Abbruch durch Schwangerschaft

Oskar Jascha Gasse Ende 088

Seit ich wieder schwanger bin, fällt mir auf, dass mein Medienkonsum wieder kritischer wurde. Im Fernsehen und im Film ertrage ich viele Dinge nicht mehr.

Neben Gewalt und Not von Kindern, was ja noch logisch und nachvollziehbar ist, stören mich nun auch Verfolgungsjagden, die inhaltlich nirgends hinführen sondern nur nach dem Motto, höher, weiter, lauter, schneller ablaufen.
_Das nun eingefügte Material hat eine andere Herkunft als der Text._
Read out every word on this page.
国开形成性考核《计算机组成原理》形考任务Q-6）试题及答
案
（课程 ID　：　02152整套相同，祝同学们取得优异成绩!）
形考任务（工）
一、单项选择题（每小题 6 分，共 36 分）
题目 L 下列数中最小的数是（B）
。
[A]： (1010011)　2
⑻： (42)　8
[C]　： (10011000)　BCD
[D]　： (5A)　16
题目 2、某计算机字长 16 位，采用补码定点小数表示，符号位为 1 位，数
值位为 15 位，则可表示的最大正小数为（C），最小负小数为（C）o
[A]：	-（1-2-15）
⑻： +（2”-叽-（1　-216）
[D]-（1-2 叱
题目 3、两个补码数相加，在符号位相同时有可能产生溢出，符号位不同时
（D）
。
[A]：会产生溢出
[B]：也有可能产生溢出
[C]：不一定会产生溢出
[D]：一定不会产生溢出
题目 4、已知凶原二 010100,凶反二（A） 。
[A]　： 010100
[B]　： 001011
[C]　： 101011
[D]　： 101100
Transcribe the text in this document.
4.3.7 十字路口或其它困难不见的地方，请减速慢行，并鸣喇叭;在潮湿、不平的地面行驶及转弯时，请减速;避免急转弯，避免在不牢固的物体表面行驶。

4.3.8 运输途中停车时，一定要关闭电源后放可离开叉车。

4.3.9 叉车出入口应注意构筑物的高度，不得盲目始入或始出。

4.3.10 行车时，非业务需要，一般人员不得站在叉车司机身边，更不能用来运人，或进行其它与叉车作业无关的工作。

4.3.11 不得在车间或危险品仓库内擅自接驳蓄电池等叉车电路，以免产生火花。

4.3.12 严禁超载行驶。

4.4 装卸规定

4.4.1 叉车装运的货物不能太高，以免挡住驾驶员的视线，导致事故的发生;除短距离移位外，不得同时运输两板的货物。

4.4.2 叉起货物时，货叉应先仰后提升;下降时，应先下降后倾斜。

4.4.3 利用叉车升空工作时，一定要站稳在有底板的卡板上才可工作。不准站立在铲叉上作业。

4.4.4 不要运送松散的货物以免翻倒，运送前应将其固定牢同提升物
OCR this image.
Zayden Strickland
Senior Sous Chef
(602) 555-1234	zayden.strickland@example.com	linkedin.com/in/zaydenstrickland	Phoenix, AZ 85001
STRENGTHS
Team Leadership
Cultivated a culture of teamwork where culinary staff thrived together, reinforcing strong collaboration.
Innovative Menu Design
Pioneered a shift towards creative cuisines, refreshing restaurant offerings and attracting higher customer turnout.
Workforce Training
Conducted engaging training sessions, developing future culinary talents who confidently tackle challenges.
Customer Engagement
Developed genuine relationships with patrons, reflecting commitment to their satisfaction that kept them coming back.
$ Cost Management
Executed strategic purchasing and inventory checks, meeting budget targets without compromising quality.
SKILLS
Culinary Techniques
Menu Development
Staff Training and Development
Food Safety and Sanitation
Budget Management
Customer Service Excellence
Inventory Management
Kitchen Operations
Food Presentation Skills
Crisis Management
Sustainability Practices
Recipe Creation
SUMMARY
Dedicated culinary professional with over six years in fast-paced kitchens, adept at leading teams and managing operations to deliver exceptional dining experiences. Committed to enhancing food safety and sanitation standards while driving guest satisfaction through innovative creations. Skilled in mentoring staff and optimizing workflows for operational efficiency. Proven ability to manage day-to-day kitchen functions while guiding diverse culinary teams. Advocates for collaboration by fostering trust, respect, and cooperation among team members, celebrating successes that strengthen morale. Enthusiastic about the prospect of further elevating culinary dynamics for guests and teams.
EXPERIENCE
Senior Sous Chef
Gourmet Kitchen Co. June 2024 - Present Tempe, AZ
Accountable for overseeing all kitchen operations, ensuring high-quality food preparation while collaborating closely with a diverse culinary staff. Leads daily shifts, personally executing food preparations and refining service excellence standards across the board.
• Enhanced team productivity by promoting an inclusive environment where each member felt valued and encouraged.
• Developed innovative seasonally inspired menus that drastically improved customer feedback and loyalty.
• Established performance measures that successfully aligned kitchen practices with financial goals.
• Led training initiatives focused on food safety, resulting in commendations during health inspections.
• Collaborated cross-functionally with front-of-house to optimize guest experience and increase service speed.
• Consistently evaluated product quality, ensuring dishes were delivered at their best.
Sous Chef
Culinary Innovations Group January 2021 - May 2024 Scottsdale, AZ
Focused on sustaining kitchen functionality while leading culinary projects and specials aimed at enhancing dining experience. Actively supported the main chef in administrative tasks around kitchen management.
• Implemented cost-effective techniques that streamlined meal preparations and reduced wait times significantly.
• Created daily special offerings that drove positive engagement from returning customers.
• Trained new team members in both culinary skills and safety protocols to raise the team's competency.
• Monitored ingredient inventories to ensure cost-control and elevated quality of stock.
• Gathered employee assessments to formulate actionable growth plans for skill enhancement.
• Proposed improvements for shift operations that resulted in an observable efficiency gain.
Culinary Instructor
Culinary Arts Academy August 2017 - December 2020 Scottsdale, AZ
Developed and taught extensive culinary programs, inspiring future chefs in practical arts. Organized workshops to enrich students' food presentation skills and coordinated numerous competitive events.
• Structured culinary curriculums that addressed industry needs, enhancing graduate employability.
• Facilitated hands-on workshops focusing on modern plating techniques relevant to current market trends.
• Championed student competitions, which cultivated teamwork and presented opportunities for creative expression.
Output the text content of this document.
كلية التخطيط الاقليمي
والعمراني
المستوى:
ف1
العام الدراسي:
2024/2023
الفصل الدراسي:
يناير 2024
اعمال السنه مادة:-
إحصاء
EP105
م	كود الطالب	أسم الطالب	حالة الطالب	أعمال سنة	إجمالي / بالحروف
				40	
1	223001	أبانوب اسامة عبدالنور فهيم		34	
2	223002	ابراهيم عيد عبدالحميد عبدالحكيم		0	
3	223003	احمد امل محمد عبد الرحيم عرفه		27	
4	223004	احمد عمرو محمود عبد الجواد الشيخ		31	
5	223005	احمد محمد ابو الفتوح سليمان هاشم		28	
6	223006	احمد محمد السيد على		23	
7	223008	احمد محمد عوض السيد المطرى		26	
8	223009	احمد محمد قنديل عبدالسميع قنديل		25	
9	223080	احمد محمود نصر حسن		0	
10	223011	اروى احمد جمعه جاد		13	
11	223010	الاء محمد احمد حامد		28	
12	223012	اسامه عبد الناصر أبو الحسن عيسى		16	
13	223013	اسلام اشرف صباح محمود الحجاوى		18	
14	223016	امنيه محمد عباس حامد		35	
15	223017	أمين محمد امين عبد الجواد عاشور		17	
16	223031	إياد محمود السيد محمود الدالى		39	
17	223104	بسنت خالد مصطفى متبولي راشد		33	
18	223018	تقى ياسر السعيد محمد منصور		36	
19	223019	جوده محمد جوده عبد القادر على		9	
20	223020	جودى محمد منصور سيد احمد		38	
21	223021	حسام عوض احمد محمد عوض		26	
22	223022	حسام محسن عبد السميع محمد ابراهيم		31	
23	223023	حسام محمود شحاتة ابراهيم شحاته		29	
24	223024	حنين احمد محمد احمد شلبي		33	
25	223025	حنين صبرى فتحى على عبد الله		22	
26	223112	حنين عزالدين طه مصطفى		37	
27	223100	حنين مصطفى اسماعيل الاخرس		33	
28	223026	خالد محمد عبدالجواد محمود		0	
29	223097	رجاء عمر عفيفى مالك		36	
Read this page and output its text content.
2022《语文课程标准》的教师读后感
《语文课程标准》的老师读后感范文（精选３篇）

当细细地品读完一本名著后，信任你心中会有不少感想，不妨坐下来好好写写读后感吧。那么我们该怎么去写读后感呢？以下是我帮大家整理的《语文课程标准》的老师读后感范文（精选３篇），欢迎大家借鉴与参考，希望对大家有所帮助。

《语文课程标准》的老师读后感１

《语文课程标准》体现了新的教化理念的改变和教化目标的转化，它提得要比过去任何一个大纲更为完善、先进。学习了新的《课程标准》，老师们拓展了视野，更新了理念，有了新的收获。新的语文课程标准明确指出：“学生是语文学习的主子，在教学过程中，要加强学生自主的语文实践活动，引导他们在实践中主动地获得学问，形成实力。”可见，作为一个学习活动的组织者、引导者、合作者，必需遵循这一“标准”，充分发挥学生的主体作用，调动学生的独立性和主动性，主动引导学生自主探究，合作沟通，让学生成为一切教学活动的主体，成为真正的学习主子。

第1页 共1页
Auch nervige Musik, die dem gezeigten zusätzliches Drama verleihen soll, zwingt mich zum Abschalten (Kundun, eine Dalai Lama Geschichte) Was mich maßlos nervt ist Zynismus und respektloser Umgang der Figuren untereinander. Ich kann diese permanenten dauernden Beleidigungen (z.B.: Two and a half Men, oder Hangover III) nicht mehr hören. Ich finde sie auch nicht lustig, was sie wahrscheinlich sein sollten. Und fäkale Sprache finde ich auch nicht witzig. Das führt mich nun zum Bücherkonsum.

Von Christopher Moore musste ich „Fool“ weglegen, eine König Lear Adaption, weil mich schon die ersten Seiten dieser pubertären Geschichte genervt haben. Ich hatte auf gute, einfach Unterhaltung gehofft. Ich brauche gerade gute, einfache Unterhaltung.

Und trotzdem wagte ich mich in letzter Zeit auch in schwieriges Terrain.

„Jáchymov“ von Josef Haslinger hat mir seit langem wiedermal wirklichem Lesegenuss geboten. Die Geschichte über die Verhaftung des Tschechischen Eishockeynationalteams ist wahr und nimmt kein gutes Ende. Aber sie ist so sensibel erzählt, dass ich das ausgehalten habe. Die Tochter des Tormanns erzählt die Geschichte einem Verleger. Ihr Schmerz ist spürbar. Die Konsequenzen sind noch in ihrem Leben lesbar. Aber die Beschreibung ist dort sachlich, wo sie hingehört. Sie versucht kein künstliche Dramatisierung zu erzeugen, sondern erzählt nüchtern. Das kann ich ertragen, obwohl es mich natürlich extrem berührt.

Doch alleine die nüchterne Beschreibung kann es nicht sein. Mein diesjähriges Firmenweihnachtsgeschenk: „Unterirdisches Österreich – Vergessene Stollen, Geheime Projekte“ von Robert Bouchal und Johannes Sachslehner musste ich weglegen. Das Sachbuch enthält unter anderem Beschreibungen über das Versinken von Zwangsarbeitern in Betonmassen bei einer Tunnelerbauung. Aber ohne sensiblen, künstlerischen Umgang, bin ich allein mit meiner Fantasie und das Versinken findet in den schlaflosen Stunden wieder und wieder statt. Obwohl ich das Buch, sehr interessant finde, muss ich nun bis nach der Stillzeit aufheben.

Was macht mich so sensibel? Meine ebenfalls schwangere Schwester kann problemlos einen „Tatort“ konsumieren, während ich am liebsten nur spielenden Kätzchen zusehen würde?